Tuesday, July 12, 2016

Why Some Slow and Boring in Schools is Good for Kids

I recently listened to Will Richardson’s TedX Talk. He is an advocate for revolutionizing schools. Like many, he believes that our current system makes no sense of the world we live in today where extraordinary learning is now in our pockets. Based on his conversations with about 50,000 people, he constructed the lists below: what we want for schools (the items on the left) and what we don’t want (the right).  Yet what we don’t want, he says, still describes schools today. (I won’t quibble now about his description of schools except to say that it doesn’t describe the schools I’ve been in; they are a blend, rather, of the two lists.)

He argues that the disconnect between the way we all intuitively know we learn best and the way we are taught in schools points him to this surprising truth: “Schools aren’t built for learning.” He notes that his own children learn deeply on their own as they follow their passions, thanks to the abundance available through technology.  He shows his son’s chemistry vocabulary quiz (pity his children’s teachers who are routinely held up as examples of what not to do). His son, he says, got 100% on the quiz, but no doubt will forget the words, because it isn’t something he wanted to learn more about. This shows, he says, another example of why schools are unproductive. Why not make the work relevant? Meaningful? Connected to his passions? Engaging? Our challenge, he says, is to make schools amazing places of learning for kids. We know what to do, he argues. All we need is the commitment and courage to shift the description of schools to the items on the left.

It sounds so right, doesn’t it? But I keep wondering if it is important for each moment of our children’s lives to be exciting, creative, thought-provoking, personalized to their particular interests. Are there things kids ought to learn even if they don’t want to learn them? (“Gimme never gets” springs to mind.) Are there things that can’t be – or shouldn’t be – wrapped up in student’s “passions” or particular interests? (The history of residential schools, for example.) Certainly, as many argue, why learn anything, when everything can be looked up (is it sufficient to simply look up respect for others or calculus?) but that only works if you know what you don’t know. Or are interested. Or can learn independently. Giving students a set of base concepts and vocabulary opens possibilities for all students that they might never know existed. Passions, after all, always fall within our knowns. But what if our goal in schools is to spark new passions? Then we need to present what kids don’t know yet - which is never as comfortable or as easy.

What’s more, forgetting isn’t just what happens when you learn in a straight row in age-related groups with no real world application.

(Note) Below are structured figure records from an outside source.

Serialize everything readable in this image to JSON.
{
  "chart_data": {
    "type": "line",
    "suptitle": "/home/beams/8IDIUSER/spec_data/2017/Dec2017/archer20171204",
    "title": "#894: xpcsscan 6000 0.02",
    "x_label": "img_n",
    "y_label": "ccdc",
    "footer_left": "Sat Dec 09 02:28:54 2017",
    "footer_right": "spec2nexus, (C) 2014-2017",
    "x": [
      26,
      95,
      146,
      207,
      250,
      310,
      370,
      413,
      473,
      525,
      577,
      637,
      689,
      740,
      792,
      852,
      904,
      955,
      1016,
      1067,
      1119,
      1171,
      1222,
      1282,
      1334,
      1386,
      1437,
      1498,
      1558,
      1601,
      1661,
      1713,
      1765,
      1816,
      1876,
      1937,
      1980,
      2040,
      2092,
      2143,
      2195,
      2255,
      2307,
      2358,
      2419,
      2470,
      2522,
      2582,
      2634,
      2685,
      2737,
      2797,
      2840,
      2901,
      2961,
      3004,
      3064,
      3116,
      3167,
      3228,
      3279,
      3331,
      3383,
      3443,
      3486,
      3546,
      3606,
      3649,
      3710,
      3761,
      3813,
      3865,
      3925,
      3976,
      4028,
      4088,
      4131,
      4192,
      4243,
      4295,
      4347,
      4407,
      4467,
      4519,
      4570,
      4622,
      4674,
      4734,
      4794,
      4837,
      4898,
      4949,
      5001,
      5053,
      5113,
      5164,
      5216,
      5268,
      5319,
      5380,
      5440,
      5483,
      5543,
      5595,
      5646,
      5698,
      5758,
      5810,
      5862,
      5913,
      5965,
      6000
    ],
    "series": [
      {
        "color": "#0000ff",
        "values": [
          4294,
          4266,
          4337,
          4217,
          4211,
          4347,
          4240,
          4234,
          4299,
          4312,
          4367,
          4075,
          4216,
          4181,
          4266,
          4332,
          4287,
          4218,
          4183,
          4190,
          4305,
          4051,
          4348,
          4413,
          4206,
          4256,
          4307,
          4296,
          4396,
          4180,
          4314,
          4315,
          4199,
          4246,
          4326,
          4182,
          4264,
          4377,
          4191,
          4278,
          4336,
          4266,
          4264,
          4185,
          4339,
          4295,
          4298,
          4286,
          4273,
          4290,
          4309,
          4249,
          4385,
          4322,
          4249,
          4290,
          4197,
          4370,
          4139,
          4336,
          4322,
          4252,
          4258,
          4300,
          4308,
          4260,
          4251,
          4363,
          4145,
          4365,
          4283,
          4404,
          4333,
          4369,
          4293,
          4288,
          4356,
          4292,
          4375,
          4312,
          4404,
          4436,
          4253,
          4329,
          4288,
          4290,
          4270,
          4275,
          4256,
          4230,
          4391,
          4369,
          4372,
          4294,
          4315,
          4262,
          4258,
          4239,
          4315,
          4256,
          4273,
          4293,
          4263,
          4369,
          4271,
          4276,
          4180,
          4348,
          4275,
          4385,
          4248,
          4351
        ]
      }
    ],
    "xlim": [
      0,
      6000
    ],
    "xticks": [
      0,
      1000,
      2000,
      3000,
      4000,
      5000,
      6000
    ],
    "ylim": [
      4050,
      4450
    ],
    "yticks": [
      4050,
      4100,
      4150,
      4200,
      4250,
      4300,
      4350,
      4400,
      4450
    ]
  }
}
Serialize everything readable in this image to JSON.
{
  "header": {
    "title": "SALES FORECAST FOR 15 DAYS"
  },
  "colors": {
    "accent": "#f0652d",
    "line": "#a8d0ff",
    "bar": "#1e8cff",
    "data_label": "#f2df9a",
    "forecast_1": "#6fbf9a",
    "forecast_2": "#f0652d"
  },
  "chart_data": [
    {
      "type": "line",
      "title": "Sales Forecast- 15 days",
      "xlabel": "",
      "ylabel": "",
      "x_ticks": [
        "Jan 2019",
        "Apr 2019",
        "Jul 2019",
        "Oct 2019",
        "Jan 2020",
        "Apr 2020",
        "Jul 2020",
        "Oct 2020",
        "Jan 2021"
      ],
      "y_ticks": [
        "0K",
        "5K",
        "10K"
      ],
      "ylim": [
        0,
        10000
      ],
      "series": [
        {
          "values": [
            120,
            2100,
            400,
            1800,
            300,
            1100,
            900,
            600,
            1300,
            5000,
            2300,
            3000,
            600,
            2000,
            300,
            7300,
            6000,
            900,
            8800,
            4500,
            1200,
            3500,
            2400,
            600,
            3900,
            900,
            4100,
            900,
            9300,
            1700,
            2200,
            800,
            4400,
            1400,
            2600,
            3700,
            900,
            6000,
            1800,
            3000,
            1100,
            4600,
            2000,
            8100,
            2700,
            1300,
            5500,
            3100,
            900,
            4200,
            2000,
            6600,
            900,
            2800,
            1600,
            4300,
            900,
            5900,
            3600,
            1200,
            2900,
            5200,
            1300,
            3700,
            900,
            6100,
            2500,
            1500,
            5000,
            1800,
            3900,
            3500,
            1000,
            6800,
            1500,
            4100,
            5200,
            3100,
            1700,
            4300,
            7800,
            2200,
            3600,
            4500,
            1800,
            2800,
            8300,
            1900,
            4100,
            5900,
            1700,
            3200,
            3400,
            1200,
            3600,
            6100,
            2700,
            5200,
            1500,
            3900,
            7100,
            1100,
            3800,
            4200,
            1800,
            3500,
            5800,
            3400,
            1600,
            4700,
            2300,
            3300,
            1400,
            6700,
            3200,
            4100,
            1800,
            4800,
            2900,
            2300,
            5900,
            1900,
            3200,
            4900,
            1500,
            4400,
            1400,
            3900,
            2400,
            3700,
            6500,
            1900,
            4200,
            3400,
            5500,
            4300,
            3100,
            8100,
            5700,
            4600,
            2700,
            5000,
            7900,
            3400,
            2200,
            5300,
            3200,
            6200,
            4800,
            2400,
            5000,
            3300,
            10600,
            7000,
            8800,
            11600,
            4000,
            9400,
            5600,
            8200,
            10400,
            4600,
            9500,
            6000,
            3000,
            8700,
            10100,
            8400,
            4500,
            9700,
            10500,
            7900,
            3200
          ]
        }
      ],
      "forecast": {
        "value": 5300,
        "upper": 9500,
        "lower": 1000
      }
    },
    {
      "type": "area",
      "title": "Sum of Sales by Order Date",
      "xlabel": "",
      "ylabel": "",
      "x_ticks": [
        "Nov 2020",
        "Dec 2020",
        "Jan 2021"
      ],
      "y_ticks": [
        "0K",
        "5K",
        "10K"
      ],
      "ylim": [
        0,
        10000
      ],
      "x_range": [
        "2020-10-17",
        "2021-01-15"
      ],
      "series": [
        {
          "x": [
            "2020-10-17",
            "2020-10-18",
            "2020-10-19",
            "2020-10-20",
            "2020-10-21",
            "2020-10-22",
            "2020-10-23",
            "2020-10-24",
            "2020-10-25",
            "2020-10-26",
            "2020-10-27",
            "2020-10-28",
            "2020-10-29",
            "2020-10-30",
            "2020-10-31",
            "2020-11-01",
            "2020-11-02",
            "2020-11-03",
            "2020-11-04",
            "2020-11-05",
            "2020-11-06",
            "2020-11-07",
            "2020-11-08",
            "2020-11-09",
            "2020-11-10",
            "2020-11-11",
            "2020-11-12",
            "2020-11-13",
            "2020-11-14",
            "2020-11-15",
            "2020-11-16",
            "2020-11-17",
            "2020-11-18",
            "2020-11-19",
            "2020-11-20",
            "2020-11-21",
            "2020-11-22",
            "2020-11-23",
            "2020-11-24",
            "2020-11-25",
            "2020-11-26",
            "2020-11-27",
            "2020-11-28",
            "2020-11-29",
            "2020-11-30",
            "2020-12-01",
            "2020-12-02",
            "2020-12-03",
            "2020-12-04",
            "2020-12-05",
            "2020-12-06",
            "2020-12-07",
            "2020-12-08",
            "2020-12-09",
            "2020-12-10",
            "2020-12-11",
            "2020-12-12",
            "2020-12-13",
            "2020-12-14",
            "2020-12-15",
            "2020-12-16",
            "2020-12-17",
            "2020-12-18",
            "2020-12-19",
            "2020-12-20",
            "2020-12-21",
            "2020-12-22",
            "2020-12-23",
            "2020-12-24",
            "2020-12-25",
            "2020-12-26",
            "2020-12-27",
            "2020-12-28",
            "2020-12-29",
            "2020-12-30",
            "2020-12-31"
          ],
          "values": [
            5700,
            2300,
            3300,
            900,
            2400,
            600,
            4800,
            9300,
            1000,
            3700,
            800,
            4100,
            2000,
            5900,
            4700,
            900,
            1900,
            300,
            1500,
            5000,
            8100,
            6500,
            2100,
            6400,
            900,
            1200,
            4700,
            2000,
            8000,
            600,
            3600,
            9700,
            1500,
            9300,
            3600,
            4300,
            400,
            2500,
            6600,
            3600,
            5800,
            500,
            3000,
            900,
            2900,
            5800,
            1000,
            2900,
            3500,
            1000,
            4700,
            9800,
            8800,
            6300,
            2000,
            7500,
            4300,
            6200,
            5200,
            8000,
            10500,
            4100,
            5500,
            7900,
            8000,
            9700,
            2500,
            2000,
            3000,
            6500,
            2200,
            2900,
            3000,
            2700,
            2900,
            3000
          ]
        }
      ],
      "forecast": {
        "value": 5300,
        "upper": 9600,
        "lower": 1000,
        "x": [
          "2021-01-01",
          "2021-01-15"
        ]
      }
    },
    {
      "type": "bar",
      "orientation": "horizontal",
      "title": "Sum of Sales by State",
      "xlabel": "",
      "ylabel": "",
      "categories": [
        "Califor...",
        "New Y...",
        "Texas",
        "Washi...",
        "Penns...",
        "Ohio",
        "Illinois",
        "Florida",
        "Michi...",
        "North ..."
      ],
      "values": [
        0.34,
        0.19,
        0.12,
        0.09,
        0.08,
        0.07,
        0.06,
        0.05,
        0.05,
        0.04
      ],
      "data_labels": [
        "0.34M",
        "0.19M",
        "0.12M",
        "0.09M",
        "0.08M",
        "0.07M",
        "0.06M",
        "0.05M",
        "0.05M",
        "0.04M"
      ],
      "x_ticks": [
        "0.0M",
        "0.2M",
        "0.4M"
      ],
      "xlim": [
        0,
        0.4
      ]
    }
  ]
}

When I was 18 I learned to speak Dutch by being deeply immersed in the language. It was powerful, relevant, real world, challenging and self-directed learning. But I’ve forgotten the language now. Remembering demands that we use what we learn, not merely that we are taught in a particular way.  It’s hardly surprising that many students forget many things they learn in school. Not all of us will be mathematicians or chemists or study literature. We won’t continue to practice many of the concepts we learned in school. But some of us will. And all of us will have had an introduction and opportunity to understand the basic literacies in key learning disciplines that will allow us to learn further when/if we choose to in the future.

And there’s something else. I couldn’t fully articulate my unease with personalized learning and this fashion for following passion (although I’ve tried) until I read, recently, this excerpt from Bertrand Russell’s Conquest of Happiness.
The pleasures of childhood should in the main be such as the child extracts from his environment by means of some effort and inventiveness… A child develops best when, like a young plant, he is left undisturbed in the same soil. Too much travel, too much variety of impressions, are not good for the young, and cause them as they grow up to become incapable of enduring fruitful monotony.
I do not mean that monotony has any merits of its own; I mean only that certain good things are not possible except where there is a certain degree of monotony… A generation that cannot endure boredom will be a generation of little men, of men unduly divorced from the slow processes of nature, of men in whom every vital impulse slowly withers, as though they were cut flowers in a vase.
Yes. That’s it exactly. No harm will come to children from the slow processes of memorization, of copying notes, of listening, of reading long texts, of learning “boring” things, of waiting. Not all the time, of course, but in balance with exploration, discovery, passion.  And perhaps they will grow stronger, drawing on inner resources, building the capacity to accept that the pace of life varies and we must often adjust our own to others. I worry, instead, about this “cut flower” generation we are cultivating with personalized learning. How will they resist the lure of instant, fast, fun, intriguing that has always beckoned but now sits in their pocket? How will they step outside of their personal desires to meet the slow, hard, effortful and other-focused demands of healthy relationships, peace on earth, environmental stewardship? Their future, our future, depends on it.